Sat. Mar 1st, 2025

Former state Democratic lawmaker Christopher Ziogas was indicted Friday in federal court on charges including bribery and extortion for his role in an alleged campaign to pressure state employees to cancel a 2020 audit that was reviewing a Bristol eye doctor’s Medicaid billing practices.

The state’s former deputy budget director Konstantinos Diamantis is expected to be indicted on similar charges when he appears before U.S. District Court Magistrate S. Dave Vatti in federal court in Bridgeport later this afternoon.

The indictment comes just weeks after Helen Zervas, the Bristol eye doctor and Ziogas’ fiancée, pleaded guilty to conspiring with two state officials to cancel the audit.

Ziogas, 73, pleaded not guilty and was released on $500,000 bail.

He was charged with bribery, extortion, conspiracy to commit bribery and extortion, making false statements and bank fraud.

As a requirement of his release, Ziogas must stay away from any potential witnesses. An exception was made for Zervas that would allow him to have contact with her as long as they don’t discuss the case.

If similar charges are filed against Diamantis, who held key positions in Gov.

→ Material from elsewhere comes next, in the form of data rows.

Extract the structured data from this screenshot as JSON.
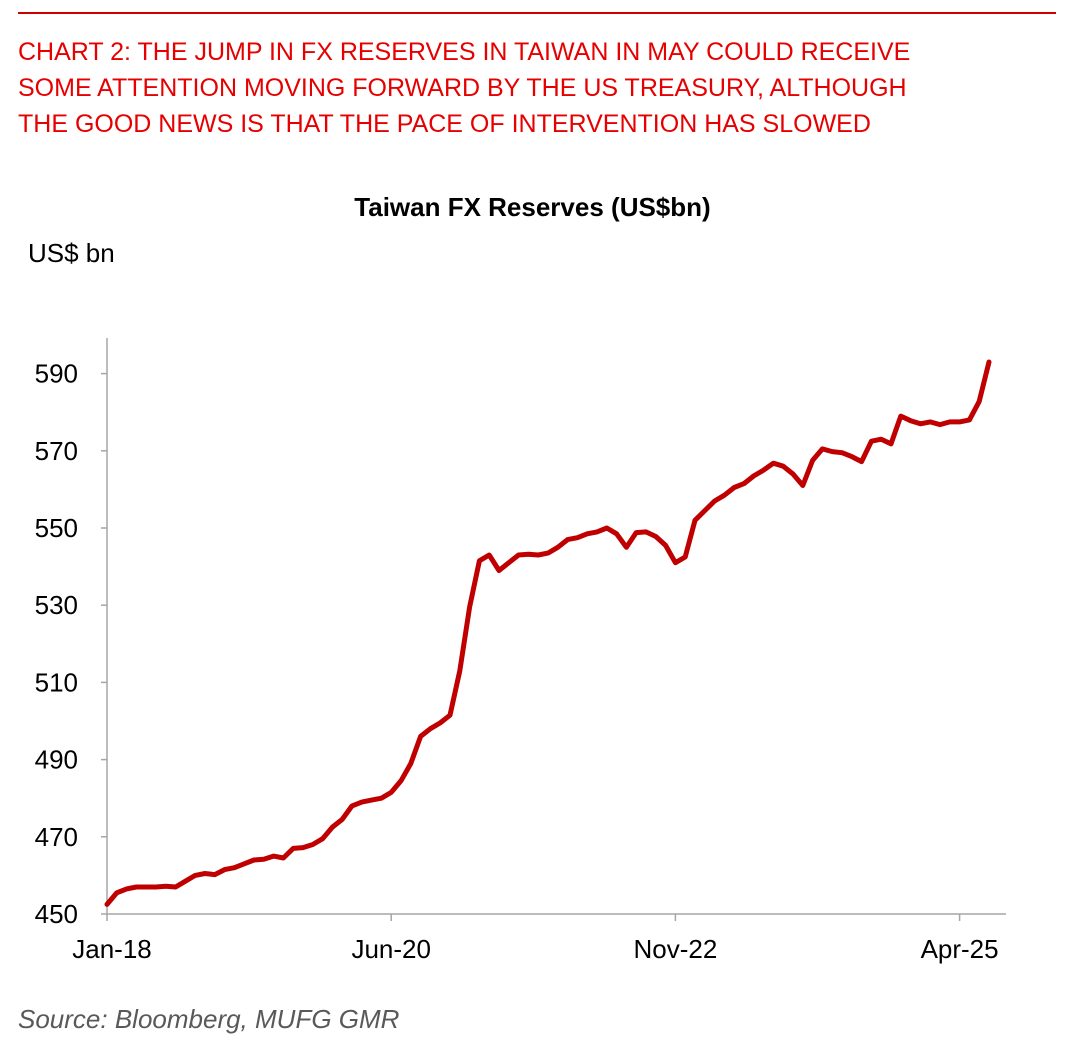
{
  "caption": {
    "lines": [
      "CHART 2: THE JUMP IN FX RESERVES IN TAIWAN IN MAY COULD RECEIVE",
      "SOME ATTENTION MOVING FORWARD BY THE US TREASURY, ALTHOUGH",
      "THE GOOD NEWS IS THAT THE PACE OF INTERVENTION HAS SLOWED"
    ]
  },
  "source": "Source: Bloomberg, MUFG GMR",
  "colors": {
    "accent": "#e60000",
    "rule": "#cc0000",
    "series": "#c00000",
    "axis": "#a6a6a6",
    "source_text": "#595959"
  },
  "chart_data": {
    "type": "line",
    "title": "Taiwan FX Reserves (US$bn)",
    "ylabel": "US$ bn",
    "xlabel": "",
    "ylim": [
      450,
      600
    ],
    "yticks": [
      450,
      470,
      490,
      510,
      530,
      550,
      570,
      590
    ],
    "xticks": [
      {
        "label": "Jan-18",
        "index": 0
      },
      {
        "label": "Jun-20",
        "index": 29
      },
      {
        "label": "Nov-22",
        "index": 58
      },
      {
        "label": "Apr-25",
        "index": 87
      }
    ],
    "grid": false,
    "series": [
      {
        "name": "Taiwan FX Reserves",
        "start": "Jan-18",
        "frequency": "monthly",
        "values": [
          452.5,
          455.5,
          456.5,
          457.0,
          457.0,
          457.0,
          457.2,
          457.0,
          458.5,
          460.0,
          460.5,
          460.2,
          461.5,
          462.0,
          463.0,
          464.0,
          464.2,
          465.0,
          464.5,
          467.0,
          467.2,
          468.0,
          469.5,
          472.5,
          474.5,
          478.0,
          479.0,
          479.5,
          480.0,
          481.5,
          484.5,
          489.0,
          496.0,
          498.0,
          499.5,
          501.5,
          513.0,
          529.5,
          541.5,
          543.0,
          539.0,
          541.0,
          543.0,
          543.2,
          543.0,
          543.5,
          545.0,
          547.0,
          547.5,
          548.5,
          549.0,
          550.0,
          548.5,
          545.0,
          548.8,
          549.0,
          547.8,
          545.5,
          541.0,
          542.5,
          552.0,
          554.5,
          557.0,
          558.5,
          560.5,
          561.5,
          563.5,
          565.0,
          566.8,
          566.0,
          564.0,
          561.0,
          567.5,
          570.5,
          569.8,
          569.5,
          568.5,
          567.2,
          572.5,
          573.0,
          571.8,
          579.0,
          577.8,
          577.0,
          577.5,
          576.8,
          577.5,
          577.5,
          578.0,
          582.8,
          593.0
        ]
      }
    ]
  }
}
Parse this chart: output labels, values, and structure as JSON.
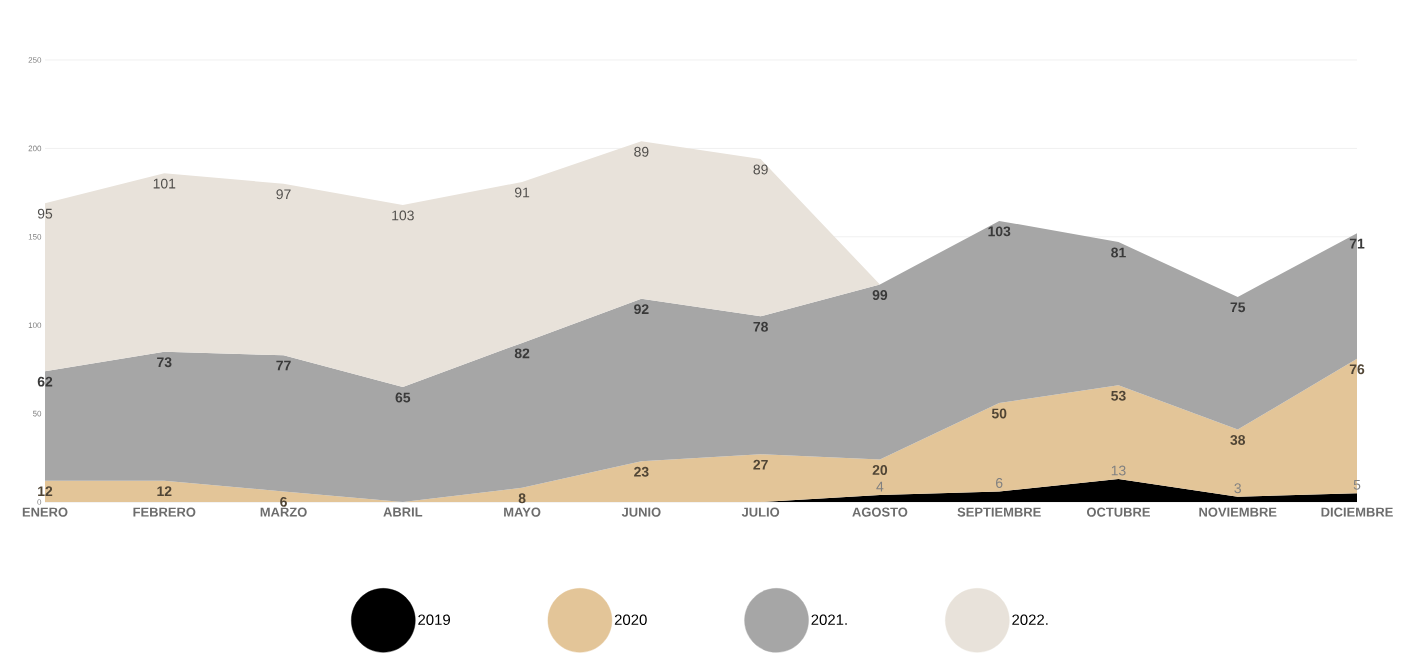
{
  "chart_data": {
    "type": "area",
    "stacked": true,
    "categories": [
      "ENERO",
      "FEBRERO",
      "MARZO",
      "ABRIL",
      "MAYO",
      "JUNIO",
      "JULIO",
      "AGOSTO",
      "SEPTIEMBRE",
      "OCTUBRE",
      "NOVIEMBRE",
      "DICIEMBRE"
    ],
    "series": [
      {
        "name": "2019",
        "color": "#000000",
        "values": [
          0,
          0,
          0,
          0,
          0,
          0,
          0,
          4,
          6,
          13,
          3,
          5
        ],
        "value_labels": [
          null,
          null,
          null,
          null,
          null,
          null,
          null,
          "4",
          "6",
          "13",
          "3",
          "5"
        ]
      },
      {
        "name": "2020",
        "color": "#e3c598",
        "values": [
          12,
          12,
          6,
          0,
          8,
          23,
          27,
          20,
          50,
          53,
          38,
          76
        ],
        "value_labels": [
          "12",
          "12",
          "6",
          null,
          "8",
          "23",
          "27",
          "20",
          "50",
          "53",
          "38",
          "76"
        ]
      },
      {
        "name": "2021.",
        "color": "#a6a6a6",
        "values": [
          62,
          73,
          77,
          65,
          82,
          92,
          78,
          99,
          103,
          81,
          75,
          71
        ],
        "value_labels": [
          "62",
          "73",
          "77",
          "65",
          "82",
          "92",
          "78",
          "99",
          "103",
          "81",
          "75",
          "71"
        ]
      },
      {
        "name": "2022.",
        "color": "#e8e2da",
        "values": [
          95,
          101,
          97,
          103,
          91,
          89,
          89,
          0,
          null,
          null,
          null,
          null
        ],
        "value_labels": [
          "95",
          "101",
          "97",
          "103",
          "91",
          "89",
          "89",
          null,
          null,
          null,
          null,
          null
        ]
      }
    ],
    "ylim": [
      0,
      250
    ],
    "yticks": [
      0,
      50,
      100,
      150,
      200,
      250
    ],
    "grid": "y",
    "legend": "bottom"
  }
}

Ned Lamont’s administration, it would mark the second time in less than a year that he will have been accused of using his public office to enrich himself.

Kosta Diamantis enters the U.S. District Court in Bridgeport on Feb. 28, 2025. Credit: Shahrzad Rasekh / CT Mirror

Diamantis, who ran Connecticut’s school construction office for more than six years, was charged in May 2024 with extorting several construction contractors and accepting thousands of dollars in bribes from those companies.

There were signs that Diamantis could face additional charges before this week.

Grand jury subpoenas obtained by The Connecticut Mirror last year showed federal prosecutors were investigating Diamantis’ relationship with Zervas, the owner of Family Eye Care, and examining why the state scrubbed a scheduled audit of her medical practice.

Earlier this month, Zervas pleaded guilty in federal court to defrauding Medicare and Medicaid and conspiring to commit extortion.

Dr. Helen Zervas and her attorney Murdoch Walker II walk out of the U.S. District Court in Bridgeport on February 11, 2025. Credit: Shahrzad Rasekh / CT Mirror

As part of that plea, Zervas admitted that she conspired with a former state lawmaker and former high-ranking Connecticut employee to pressure officials at the state’s Medicaid agency to cancel an audit that was examining Medicaid overpayments at her optometry practice.

At that time, federal prosecutors would not identify those public officials. But the newly unsealed indictments allege that Zervas conspired with Ziogas and Diamantis.

According to the indictments, Zervas paid Diamantis a total of $95,000 in three separate payments in early 2020 so that he would apply pressure on the state employees who were auditing her office. Prosecutors allege that Ziogas served as the go-between for that transaction. Zervas admitted to cutting checks to Ziogas, and prosecutors allege that Ziogas then paid Diamantis.

When federal investigators asked Ziogas in 2022 about the payments to Diamantis, he claimed “they may have been loans,” according to the indictment.

Diamantis was Connecticut’s deputy budget director at the time, the second-highest position within the state Office of Policy and Management.

Documents obtained by the CT Mirror last year show that Diamantis helped to deliver a nearly $600,000 check to the Department of Social Services in May 2020 in order to repay the state’s Medicaid program for procedures Zervas was compensated for but never actually performed.

The records also indicate that, shortly after that check was delivered to the DSS office in Hartford, state officials took the uncharacteristic step of cancelling the audit for Zervas’ practice.

Such audits can often take months or years to complete and, in some instances, can open medical providers up to criminal charges if officials determine someone intentionally defrauded the Medicaid program.

Diamantis and Ziogas told the CT Mirror last year that there was nothing illegal about the $599,000 check they hand-delivered to state officials to cover Medicaid overpayments to Zervas’ office. And they said their involvement had nothing to do with the Medicaid audit being cancelled.

Diamantis, Ziogas and Zervas all have strong ties to the city of Bristol.

Ziogas represented Bristol in the General Assembly from 2017 to 2022. Diamantis served in the same capacity from the 1990s to the early 2000s, prior to being hired as an employee in the Department of Administrative Services and later the Office of Policy and Management.

All three individuals are closely acquainted with each other, according to statements made by Diamantis last year. Diamantis told the CT Mirror that he and Ziogas are distantly related, and he said he attended church with Zervas.

News clips show Zervas, Ziogas and Diamantis also travelled to Greece together in the late 1990s as part of a delegation from Bristol, which was seeking to foster relationships in that country.